Just for one instant he saw the gateway fill with uniformed horsemen, then Seth fell on his knees at his foster-father’s side.
There was no attempt to pursue the Indians. Weary and exhausted the little garrison gathered mutely round the fallen man. Ma was at Seth’s side. She had raised her husband’s head, and her old gray eyes were peering tenderly anxious into his. While she was still supporting him, some one pushed a way to her side. One bare white arm was thrust through hers, and a hand was gently laid on the old man’s rugged forehead. Ma turned inquiringly upon the intruder, and found herself staring into a pair of tearful, violet eyes.
“Rosebud!” she cried. And instantly the tears slowly rolled down her worn cheeks, the first tears, she had shed during that last terrible week.
CHAPTER XXXI
THE SENTENCE
The relief of the farm was really only the beginning of the campaign. It meant that following on its heels the great northern posts were pouring out their thousands of troops, and that a general advance was in progress. It meant that now, at last, but, alas! too late to avert the awful massacre of the white settlers, the force was adequate to the task of subjugating the savages.
The flying column that had ridden to the rescue was a small band of picked men, with a couple of light machine guns.
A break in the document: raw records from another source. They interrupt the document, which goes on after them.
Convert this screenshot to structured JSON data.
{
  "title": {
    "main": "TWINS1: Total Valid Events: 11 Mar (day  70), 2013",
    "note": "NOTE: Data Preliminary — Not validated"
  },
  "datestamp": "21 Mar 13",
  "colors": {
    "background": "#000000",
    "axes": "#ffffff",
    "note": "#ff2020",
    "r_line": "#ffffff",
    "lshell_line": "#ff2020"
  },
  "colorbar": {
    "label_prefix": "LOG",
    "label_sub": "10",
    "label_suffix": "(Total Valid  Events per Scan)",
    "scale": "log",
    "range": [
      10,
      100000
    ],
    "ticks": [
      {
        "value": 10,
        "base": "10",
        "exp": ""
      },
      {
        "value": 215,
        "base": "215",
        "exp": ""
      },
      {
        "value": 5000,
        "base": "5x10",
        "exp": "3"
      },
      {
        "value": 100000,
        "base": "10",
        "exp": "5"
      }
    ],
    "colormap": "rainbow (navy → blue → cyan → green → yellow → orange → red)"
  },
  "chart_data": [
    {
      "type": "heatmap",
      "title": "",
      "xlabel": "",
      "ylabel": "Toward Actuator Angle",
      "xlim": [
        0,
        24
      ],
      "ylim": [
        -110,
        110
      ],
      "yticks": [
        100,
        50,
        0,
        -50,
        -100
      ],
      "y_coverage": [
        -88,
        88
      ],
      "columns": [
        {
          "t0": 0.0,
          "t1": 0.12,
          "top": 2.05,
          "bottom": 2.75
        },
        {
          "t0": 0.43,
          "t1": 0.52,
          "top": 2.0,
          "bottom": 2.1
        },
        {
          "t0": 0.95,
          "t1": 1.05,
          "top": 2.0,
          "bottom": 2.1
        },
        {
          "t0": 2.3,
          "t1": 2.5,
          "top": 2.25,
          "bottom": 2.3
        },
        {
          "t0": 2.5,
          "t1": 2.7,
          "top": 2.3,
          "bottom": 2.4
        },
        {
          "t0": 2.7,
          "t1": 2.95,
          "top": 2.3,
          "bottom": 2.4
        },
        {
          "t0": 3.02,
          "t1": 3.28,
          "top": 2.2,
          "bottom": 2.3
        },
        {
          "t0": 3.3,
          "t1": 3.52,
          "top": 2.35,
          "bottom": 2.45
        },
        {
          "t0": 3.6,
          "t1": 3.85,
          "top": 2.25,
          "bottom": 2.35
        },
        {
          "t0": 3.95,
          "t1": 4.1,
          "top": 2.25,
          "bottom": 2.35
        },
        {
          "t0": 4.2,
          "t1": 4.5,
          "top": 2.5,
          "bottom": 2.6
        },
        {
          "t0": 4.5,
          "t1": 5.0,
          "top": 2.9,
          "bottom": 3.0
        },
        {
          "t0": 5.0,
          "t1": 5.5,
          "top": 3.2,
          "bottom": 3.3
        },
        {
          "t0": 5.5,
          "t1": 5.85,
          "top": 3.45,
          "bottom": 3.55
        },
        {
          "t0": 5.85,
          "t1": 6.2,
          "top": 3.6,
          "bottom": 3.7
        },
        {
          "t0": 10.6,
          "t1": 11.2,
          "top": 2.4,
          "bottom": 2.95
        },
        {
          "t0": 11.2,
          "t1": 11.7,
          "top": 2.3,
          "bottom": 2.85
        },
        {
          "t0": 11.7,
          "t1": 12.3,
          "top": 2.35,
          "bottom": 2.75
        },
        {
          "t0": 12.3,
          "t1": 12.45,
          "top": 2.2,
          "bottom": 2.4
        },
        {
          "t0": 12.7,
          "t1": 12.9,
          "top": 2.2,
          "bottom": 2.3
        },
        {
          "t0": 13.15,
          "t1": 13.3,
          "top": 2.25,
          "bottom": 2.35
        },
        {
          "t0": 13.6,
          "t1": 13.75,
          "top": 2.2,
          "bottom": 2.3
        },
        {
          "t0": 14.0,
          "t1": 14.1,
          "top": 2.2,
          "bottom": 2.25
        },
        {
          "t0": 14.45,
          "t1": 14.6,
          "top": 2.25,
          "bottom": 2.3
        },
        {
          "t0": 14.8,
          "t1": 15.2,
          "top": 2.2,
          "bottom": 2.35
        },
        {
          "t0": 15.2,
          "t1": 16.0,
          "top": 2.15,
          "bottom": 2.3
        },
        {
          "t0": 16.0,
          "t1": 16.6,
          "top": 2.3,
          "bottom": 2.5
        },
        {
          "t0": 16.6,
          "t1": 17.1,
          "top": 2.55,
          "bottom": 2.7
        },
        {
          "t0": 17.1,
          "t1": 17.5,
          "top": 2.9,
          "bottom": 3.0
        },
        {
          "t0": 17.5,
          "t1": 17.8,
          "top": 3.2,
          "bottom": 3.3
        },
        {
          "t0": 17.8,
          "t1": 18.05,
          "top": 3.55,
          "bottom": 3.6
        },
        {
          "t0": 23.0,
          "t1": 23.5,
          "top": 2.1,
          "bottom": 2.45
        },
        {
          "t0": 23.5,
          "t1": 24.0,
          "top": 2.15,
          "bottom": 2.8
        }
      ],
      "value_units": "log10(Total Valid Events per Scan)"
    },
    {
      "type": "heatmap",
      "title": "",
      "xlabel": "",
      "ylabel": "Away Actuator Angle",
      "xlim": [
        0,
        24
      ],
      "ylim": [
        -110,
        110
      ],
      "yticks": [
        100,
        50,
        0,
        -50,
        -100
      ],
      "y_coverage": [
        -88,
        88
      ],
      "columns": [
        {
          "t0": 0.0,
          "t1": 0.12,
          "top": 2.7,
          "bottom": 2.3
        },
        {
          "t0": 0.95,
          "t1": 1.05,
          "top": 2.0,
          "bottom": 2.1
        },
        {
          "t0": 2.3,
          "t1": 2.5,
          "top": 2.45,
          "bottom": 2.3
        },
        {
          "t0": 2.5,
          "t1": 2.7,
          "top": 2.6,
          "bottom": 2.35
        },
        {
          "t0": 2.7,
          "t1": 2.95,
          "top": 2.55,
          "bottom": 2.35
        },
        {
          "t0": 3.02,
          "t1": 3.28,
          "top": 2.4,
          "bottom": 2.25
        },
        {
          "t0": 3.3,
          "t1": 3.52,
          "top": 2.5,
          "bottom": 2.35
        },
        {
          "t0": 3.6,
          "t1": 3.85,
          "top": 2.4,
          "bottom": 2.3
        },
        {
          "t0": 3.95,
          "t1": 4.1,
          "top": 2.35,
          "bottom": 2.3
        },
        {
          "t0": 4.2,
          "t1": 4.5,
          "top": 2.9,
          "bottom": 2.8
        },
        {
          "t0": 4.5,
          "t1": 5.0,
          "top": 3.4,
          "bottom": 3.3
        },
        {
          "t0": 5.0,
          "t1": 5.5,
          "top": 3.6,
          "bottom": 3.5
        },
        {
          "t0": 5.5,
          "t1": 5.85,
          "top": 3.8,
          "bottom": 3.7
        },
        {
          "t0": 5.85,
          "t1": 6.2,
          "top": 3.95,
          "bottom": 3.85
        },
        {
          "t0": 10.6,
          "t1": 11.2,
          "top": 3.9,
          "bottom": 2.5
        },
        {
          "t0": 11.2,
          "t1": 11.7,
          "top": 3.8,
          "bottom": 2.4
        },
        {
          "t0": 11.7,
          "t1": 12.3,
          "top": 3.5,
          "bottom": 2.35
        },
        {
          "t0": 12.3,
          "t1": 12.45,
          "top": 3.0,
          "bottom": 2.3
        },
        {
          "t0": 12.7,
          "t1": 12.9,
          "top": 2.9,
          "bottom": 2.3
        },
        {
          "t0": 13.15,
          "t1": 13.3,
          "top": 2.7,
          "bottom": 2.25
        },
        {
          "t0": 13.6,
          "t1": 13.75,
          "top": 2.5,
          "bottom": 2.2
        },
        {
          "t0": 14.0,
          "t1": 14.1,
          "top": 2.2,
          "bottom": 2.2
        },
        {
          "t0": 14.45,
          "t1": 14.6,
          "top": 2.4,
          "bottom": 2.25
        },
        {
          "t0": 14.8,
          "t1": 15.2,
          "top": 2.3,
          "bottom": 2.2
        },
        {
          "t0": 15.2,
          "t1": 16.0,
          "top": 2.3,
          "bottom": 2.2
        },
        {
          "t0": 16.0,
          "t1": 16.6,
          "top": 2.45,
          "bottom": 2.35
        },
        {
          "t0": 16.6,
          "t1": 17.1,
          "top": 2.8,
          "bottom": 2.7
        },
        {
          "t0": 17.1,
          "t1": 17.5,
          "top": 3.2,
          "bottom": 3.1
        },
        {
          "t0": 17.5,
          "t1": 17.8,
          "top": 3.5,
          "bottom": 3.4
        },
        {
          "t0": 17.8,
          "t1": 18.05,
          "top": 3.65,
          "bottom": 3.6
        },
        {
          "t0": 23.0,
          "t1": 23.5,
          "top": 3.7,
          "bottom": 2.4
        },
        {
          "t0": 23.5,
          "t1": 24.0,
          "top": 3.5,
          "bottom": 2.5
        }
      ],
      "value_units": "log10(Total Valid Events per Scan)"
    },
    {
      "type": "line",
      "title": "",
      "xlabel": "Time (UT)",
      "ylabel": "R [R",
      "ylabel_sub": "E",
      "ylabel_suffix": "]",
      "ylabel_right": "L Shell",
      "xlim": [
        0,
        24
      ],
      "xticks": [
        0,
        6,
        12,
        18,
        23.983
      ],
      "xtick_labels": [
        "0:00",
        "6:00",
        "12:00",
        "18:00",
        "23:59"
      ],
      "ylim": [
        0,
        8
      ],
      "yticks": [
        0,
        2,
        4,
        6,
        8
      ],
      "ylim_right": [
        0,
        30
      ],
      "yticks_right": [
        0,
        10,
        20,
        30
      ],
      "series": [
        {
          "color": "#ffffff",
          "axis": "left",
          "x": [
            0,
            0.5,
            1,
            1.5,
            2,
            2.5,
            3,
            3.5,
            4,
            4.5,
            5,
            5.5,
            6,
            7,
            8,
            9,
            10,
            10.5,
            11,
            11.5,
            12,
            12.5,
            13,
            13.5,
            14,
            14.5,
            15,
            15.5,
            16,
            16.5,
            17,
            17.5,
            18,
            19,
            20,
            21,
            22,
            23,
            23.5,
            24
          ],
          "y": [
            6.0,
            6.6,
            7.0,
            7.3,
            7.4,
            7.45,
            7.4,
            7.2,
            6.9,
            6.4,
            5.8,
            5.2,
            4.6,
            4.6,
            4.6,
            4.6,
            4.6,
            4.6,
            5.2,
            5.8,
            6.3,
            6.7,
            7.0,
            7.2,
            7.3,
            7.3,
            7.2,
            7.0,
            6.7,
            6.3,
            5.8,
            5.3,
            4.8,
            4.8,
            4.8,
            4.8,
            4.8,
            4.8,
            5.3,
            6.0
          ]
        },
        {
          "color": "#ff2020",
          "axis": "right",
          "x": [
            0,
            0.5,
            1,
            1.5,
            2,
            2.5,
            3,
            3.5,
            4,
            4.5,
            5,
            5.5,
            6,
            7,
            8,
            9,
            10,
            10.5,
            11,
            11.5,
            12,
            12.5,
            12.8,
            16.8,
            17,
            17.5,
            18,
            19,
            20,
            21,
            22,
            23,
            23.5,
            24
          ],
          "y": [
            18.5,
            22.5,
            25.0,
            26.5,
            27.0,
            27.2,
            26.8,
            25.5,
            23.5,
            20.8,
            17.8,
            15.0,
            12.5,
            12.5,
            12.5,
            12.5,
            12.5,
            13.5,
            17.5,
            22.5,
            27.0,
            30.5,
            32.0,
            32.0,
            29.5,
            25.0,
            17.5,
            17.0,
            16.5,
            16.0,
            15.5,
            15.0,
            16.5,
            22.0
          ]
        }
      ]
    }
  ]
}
It was composed of veteran Indian fighters, who, fully understanding the desperate chances of thus cutting themselves off from their supports, and riding into the very jaws of death, were yet ready to do it again and again.
The Indians, believing this initial attack of white troops to be the immediate advance guard of an overwhelming force, withdrew in something very like panic. But with morning light they realized they had been “bluffed” and at once returned to the attack.